It’s still Negroni Week, which means there’s still time to drink more Negronis and Negroni variations.
Over the last two decades, it is likely that no single cocktail has inspired more riffs, imitators, cousins, and potential successors than the Negroni. It’s just so easy to swap, substitute, and tweak your way to a delicious new creation. Have a new bottle of amaro? An unusual vermouth? A gin you’ve never tried before? Go ahead and Negroni away.
Negronis require no homemade ingredients, and can be made with bottles you may already have on your bar cart — or can easily procure. Many Negroni riffs are similarly user-friendly, requiring little in the way of preparation or expense. On the riffability scale, the Negroni is a perfect 10.
Of those recent riffs and variations, it is probable that the most successful is the Mezcal Negroni, which simply substitutes smoky mezcal in the slot usually reserved for gin.

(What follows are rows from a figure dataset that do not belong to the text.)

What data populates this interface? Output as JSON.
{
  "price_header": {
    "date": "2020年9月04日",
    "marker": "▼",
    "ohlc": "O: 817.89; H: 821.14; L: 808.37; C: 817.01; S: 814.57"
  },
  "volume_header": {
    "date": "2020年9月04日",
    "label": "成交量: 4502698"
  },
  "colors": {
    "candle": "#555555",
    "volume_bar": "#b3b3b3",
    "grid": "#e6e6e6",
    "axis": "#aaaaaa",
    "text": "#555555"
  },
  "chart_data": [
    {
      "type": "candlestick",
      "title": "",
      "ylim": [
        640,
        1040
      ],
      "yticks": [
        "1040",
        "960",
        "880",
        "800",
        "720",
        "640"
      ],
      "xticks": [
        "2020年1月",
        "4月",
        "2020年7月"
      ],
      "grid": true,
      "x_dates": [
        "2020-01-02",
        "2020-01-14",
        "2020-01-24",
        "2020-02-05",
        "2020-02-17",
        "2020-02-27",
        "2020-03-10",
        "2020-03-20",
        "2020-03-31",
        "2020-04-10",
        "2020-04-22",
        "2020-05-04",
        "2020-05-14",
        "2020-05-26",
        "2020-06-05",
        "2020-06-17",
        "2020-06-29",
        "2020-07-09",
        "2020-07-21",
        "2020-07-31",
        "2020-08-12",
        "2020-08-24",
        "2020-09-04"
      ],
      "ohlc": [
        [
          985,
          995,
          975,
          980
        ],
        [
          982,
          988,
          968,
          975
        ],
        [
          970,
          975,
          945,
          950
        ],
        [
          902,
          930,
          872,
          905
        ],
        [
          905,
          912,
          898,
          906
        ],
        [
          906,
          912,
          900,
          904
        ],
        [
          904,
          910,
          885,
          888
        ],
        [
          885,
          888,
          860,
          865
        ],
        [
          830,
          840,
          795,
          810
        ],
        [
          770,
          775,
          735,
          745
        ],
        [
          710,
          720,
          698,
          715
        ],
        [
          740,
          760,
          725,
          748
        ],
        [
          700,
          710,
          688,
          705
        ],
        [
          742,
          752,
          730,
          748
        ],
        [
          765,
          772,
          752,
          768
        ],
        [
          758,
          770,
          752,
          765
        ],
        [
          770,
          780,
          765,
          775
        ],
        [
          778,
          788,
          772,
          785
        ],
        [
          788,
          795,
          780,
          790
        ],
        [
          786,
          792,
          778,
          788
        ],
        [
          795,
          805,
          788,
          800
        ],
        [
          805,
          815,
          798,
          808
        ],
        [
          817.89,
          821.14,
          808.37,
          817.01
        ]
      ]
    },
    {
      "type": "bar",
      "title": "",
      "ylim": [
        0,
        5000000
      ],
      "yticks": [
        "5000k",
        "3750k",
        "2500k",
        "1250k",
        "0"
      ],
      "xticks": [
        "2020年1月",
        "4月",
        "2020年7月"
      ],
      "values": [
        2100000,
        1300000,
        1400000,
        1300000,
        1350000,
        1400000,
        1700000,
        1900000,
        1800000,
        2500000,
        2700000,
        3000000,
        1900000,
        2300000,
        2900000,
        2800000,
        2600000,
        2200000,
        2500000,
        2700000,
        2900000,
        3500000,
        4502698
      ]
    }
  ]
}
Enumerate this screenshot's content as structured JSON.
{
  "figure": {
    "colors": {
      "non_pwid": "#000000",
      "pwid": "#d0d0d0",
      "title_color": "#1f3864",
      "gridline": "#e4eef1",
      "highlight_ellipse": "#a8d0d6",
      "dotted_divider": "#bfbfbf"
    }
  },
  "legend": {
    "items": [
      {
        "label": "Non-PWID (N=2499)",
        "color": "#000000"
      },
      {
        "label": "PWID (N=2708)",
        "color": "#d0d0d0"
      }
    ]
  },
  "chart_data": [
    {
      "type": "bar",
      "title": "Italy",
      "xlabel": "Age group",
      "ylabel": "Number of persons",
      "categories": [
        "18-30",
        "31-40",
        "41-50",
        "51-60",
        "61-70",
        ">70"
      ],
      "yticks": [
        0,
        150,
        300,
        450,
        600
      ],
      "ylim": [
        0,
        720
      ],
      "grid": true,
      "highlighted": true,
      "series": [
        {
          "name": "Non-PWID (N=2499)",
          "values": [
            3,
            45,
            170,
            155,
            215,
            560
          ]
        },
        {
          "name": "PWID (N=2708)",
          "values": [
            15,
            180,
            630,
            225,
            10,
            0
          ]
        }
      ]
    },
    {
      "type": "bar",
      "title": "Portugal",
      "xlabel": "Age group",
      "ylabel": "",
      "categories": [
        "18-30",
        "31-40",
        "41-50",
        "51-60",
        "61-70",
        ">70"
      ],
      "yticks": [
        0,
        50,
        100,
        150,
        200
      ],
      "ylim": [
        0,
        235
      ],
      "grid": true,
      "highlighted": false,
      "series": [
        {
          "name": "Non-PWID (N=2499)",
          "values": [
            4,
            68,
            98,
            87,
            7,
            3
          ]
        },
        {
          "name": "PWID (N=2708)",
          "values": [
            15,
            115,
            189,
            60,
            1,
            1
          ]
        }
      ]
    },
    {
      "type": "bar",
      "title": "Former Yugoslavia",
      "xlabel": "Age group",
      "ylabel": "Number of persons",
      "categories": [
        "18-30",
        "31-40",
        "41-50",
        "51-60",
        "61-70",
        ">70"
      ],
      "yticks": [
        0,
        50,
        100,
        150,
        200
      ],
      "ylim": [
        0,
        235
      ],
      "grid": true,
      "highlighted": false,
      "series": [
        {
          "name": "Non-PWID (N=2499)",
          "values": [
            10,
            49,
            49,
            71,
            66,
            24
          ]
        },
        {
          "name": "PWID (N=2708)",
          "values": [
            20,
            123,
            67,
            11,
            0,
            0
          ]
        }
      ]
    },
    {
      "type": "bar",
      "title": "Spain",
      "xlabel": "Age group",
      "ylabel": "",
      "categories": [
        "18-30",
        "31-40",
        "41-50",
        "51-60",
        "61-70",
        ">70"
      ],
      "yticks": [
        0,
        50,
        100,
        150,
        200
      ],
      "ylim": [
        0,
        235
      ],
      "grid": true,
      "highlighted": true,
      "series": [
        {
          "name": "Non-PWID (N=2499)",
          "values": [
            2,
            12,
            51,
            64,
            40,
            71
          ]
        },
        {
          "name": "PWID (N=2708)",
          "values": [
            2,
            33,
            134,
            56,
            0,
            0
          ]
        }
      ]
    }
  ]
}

The Mezcal Negroni has been a full-blown phenomenon in its own right for years, and in some quarters is obviously more popular than the gin-based original. Anecdotally, my sense is that it often serves as a gateway Negroni. I know any number of people who thought they didn’t like Negronis — until they had a Mezcal Negroni, at which point the original, gin-based drink opened up for them. The Mezcal Negroni might be a derivative concoction, but for many, it’s the first stop on the Negroni train.
These days, however, the Mezcal Negroni has a full set of dedicated tracks. Not only is the basic Mezcal Negroni a popular drink, but there are any number of Mezcal Negroni variations. Although none are as popular as the original, some are quite good, especially when they use the original formula as a platform to take the flavor profile in surprising new directions.
So as Negroni Week closes out, we’ll look back at the original Mezcal Negroni, which I have covered only briefly before, and then a variation that adds heat and vegetal bitter to the drink with an unorthodox substitution.
Yet Another Three-Part Band
I have often described classic cocktails as three-piece bands, and the Negroni is one of the cocktail world’s most successful three-piece acts.
The basic version, as you know by now, is just gin, sweet vermouth, and the Italian bitter liqueur Campari, often but not always in equal parts, typically served on the rocks with an orange peel or orange wedge for garnish.
The drink’s structure has little in common with the Daiquiri, yet it can similarly be broken down into elemental components.
In this case:
Strong: the gin
Spice & Sweet: the sweet vermouth
Bittersweet: the Campari
To make a variation, all you need to do is to fill in the strong, sweet, and bittersweet slots.
The Mezcal Negroni, then, is exactly what it sounds like: a Negroni with mezcal instead of gin, leaving the sweet vermouth in place.
This simple swap works so well, adding smoke and earthy bite to the mix, that I suspect it is one of the primary reasons for the widespread belief that any gin cocktail can be made to work with mezcal. I don’t entirely agree with that idea, but when sipping a mezcal Negroni, I can certainly see how one could entertain such a belief.
As with the classic Negroni, much of the key to the Mezcal Negroni is choosing the right vermouth.